The second formula presents an exponential cost curve to the validators. The purpose of the curve being exponential is that the cost curve effectively substitutes the gas limit, and we want to make sure that the de-facto gas limit remains reasonable across a wide array of transaction fee cost conditions. The fees reclaimed are much smaller. In the case of a monopoly, the reclaimed revenue does not quite go to zero, but it still reduces greatly. The optimal quantity of gas for a monopolist to accept decreases because of the reclaiming mechanic, but only slightly.

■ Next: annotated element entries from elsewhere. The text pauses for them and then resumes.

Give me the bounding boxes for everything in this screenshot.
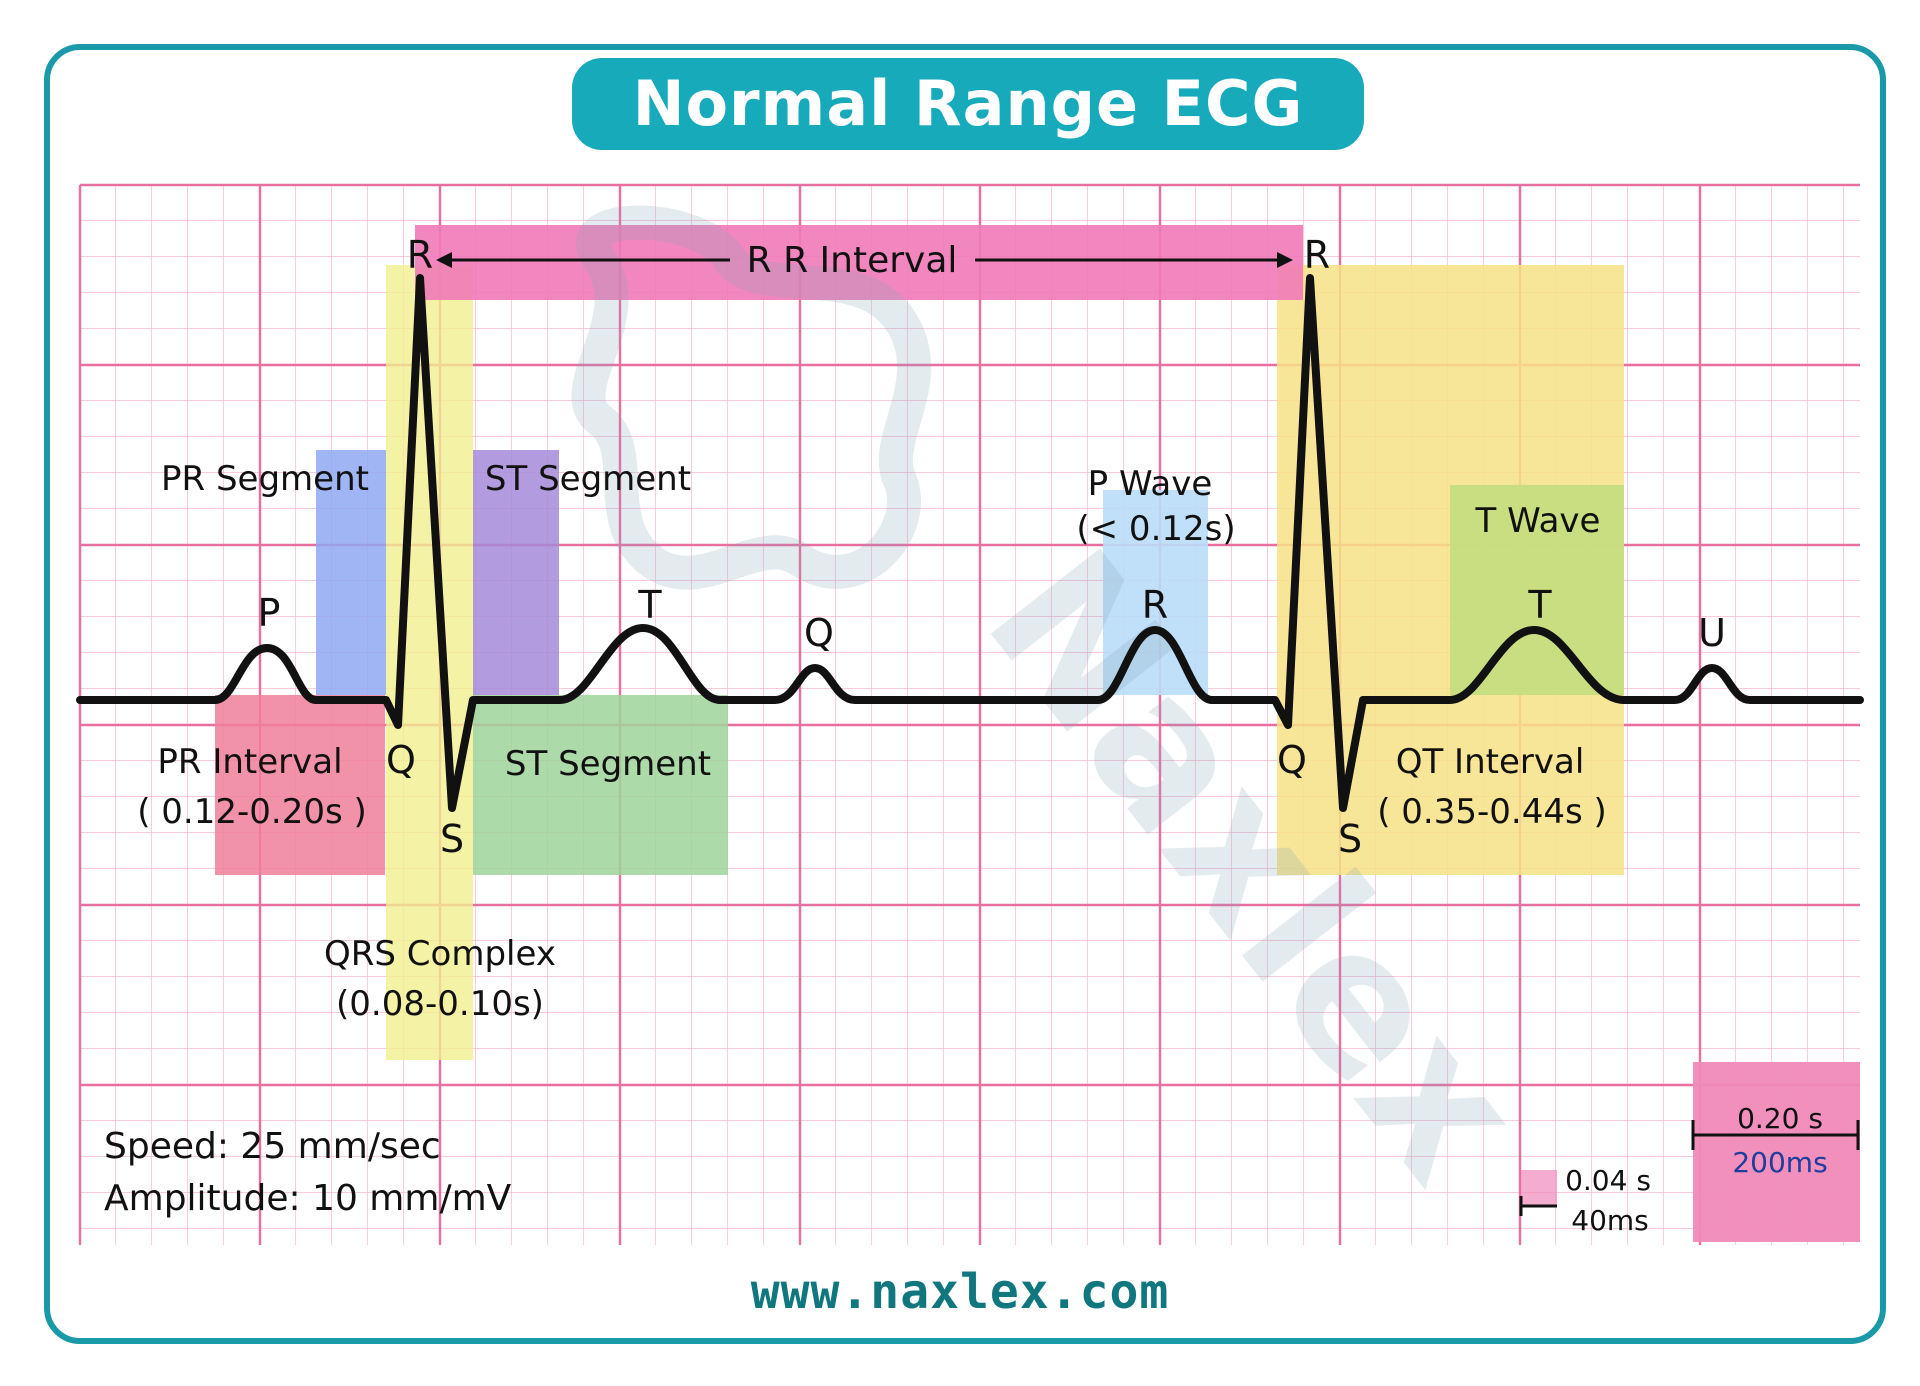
- scale-small-time: 0.04 s: [1565, 1164, 1651, 1197]
- qrs-complex-range: (0.08-0.10s): [336, 984, 544, 1024]
- st-segment-bottom-label: ST Segment: [505, 744, 711, 784]
- rr-arrow: [436, 252, 1293, 268]
- ecg-trace: [76, 274, 1864, 812]
- wave-label-s1: S: [440, 817, 464, 861]
- pr-segment-label: PR Segment: [161, 459, 369, 499]
- qt-interval-label: QT Interval: [1396, 742, 1585, 782]
- p-wave-region: [1103, 490, 1208, 695]
- speed-setting: Speed: 25 mm/sec: [104, 1126, 441, 1167]
- scale-large-box: [1693, 1062, 1860, 1242]
- highlight-regions: [215, 225, 1860, 1242]
- st-segment-top-label: ST Segment: [485, 459, 691, 499]
- wave-label-q-mid: Q: [804, 611, 834, 655]
- scale-brackets: [1519, 1120, 1860, 1216]
- card-frame: [44, 44, 1886, 1344]
- page-title: Normal Range ECG: [632, 67, 1304, 140]
- pr-interval-range: ( 0.12-0.20s ): [137, 792, 367, 832]
- st-segment-lower-region: [473, 695, 728, 875]
- st-segment-upper-region: [473, 450, 559, 695]
- t-wave-region: [1450, 485, 1624, 695]
- footer-url[interactable]: www.naxlex.com: [750, 1264, 1170, 1320]
- wave-label-r2: R: [1304, 233, 1330, 277]
- t-wave-label: T Wave: [1475, 501, 1601, 541]
- p-wave-range: (< 0.12s): [1076, 509, 1235, 549]
- wave-label-p: P: [258, 591, 281, 635]
- wave-label-t1: T: [637, 583, 662, 627]
- scale-large-ms: 200ms: [1732, 1146, 1827, 1179]
- scale-small-ms: 40ms: [1571, 1204, 1649, 1237]
- wave-label-q2: Q: [1277, 738, 1307, 782]
- wave-label-q1: Q: [386, 738, 416, 782]
- wave-label-u: U: [1698, 611, 1726, 655]
- rr-interval-label: R R Interval: [747, 240, 958, 281]
- scale-large-time: 0.20 s: [1737, 1102, 1823, 1135]
- scale-small-box: [1521, 1170, 1557, 1206]
- p-wave-label: P Wave: [1088, 464, 1213, 504]
- qrs-complex-label: QRS Complex: [324, 934, 556, 974]
- amplitude-setting: Amplitude: 10 mm/mV: [104, 1178, 512, 1219]
- pr-segment-region: [316, 450, 386, 695]
- rr-interval-bar: [415, 225, 1303, 300]
- pr-interval-label: PR Interval: [157, 742, 342, 782]
- wave-label-t2: T: [1527, 583, 1552, 627]
- wave-label-s2: S: [1338, 817, 1362, 861]
- wave-label-r1: R: [407, 233, 433, 277]
- pr-interval-region: [215, 695, 385, 875]
- qt-interval-range: ( 0.35-0.44s ): [1377, 792, 1607, 832]
- title-banner: Normal Range ECG: [572, 58, 1364, 150]
- wave-label-r-mid: R: [1142, 583, 1168, 627]
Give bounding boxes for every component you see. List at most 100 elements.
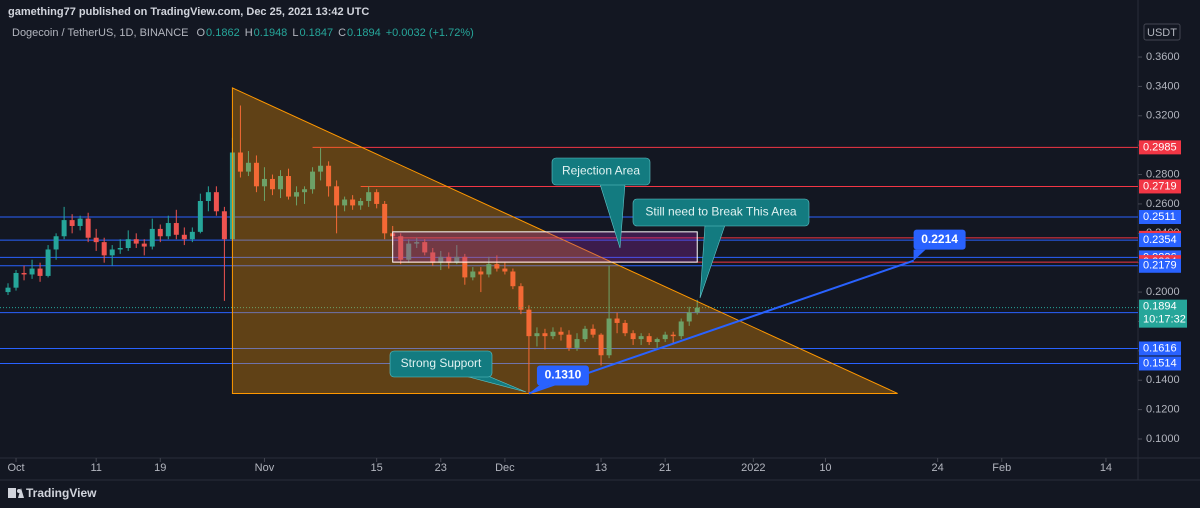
symbol: Dogecoin / TetherUS, 1D, BINANCE — [12, 27, 188, 39]
ohlc-key: O — [196, 27, 205, 39]
publish-info: gamething77 published on TradingView.com… — [8, 6, 369, 18]
level-tag-label: 0.2985 — [1143, 141, 1177, 153]
candle-body — [366, 192, 372, 201]
candle-body — [69, 220, 75, 226]
candle-body — [518, 286, 524, 310]
candle-body — [141, 243, 147, 247]
currency: USDT — [1147, 27, 1177, 39]
callout-box — [551, 157, 651, 186]
candle-body — [13, 272, 19, 288]
candle-body — [221, 211, 227, 240]
candle-body — [662, 334, 668, 340]
candle-body — [678, 321, 684, 337]
candle-body — [470, 271, 476, 278]
candle-body — [237, 152, 243, 172]
candle-body — [342, 199, 348, 206]
x-tick-label: 11 — [90, 462, 101, 474]
trend-label-pointer — [528, 385, 549, 394]
y-tick-label: 0.3400 — [1146, 80, 1180, 92]
x-tick-label: Nov — [255, 462, 275, 474]
level-tag-label: 0.2354 — [1143, 234, 1177, 246]
y-tick-label: 0.1400 — [1146, 374, 1180, 386]
candle-body — [398, 236, 404, 260]
candle-body — [454, 256, 460, 263]
x-tick-label: 13 — [595, 462, 607, 474]
level-tag-label: 0.2179 — [1143, 260, 1177, 272]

There exists a third possibility: charge f(g) = x * g
, but where x
is determined based on an exponential function based on the gas in the previous block. In the normal case, this would be similar to the first left diagram, where the entire rectangle would be reclaimed. In the monopoly case, this would be similar to the second right diagram, as since the monopolist controls every block, basing x
on the previous block and the current block is essentially the same policy. Hence, this third approach may be able to combine the benefits of the first two, providing both maximum fee reclaiming in the normal case, and still some degree of fee reclaiming in the monopoly case.
Note that this is all fairly non-rigorous in that it doesn’t look deeply at the incentives that cause transaction senders to change the fees that they offer based on what they observe, but hopefully it does serve as a good introduction to some of the issues at hand.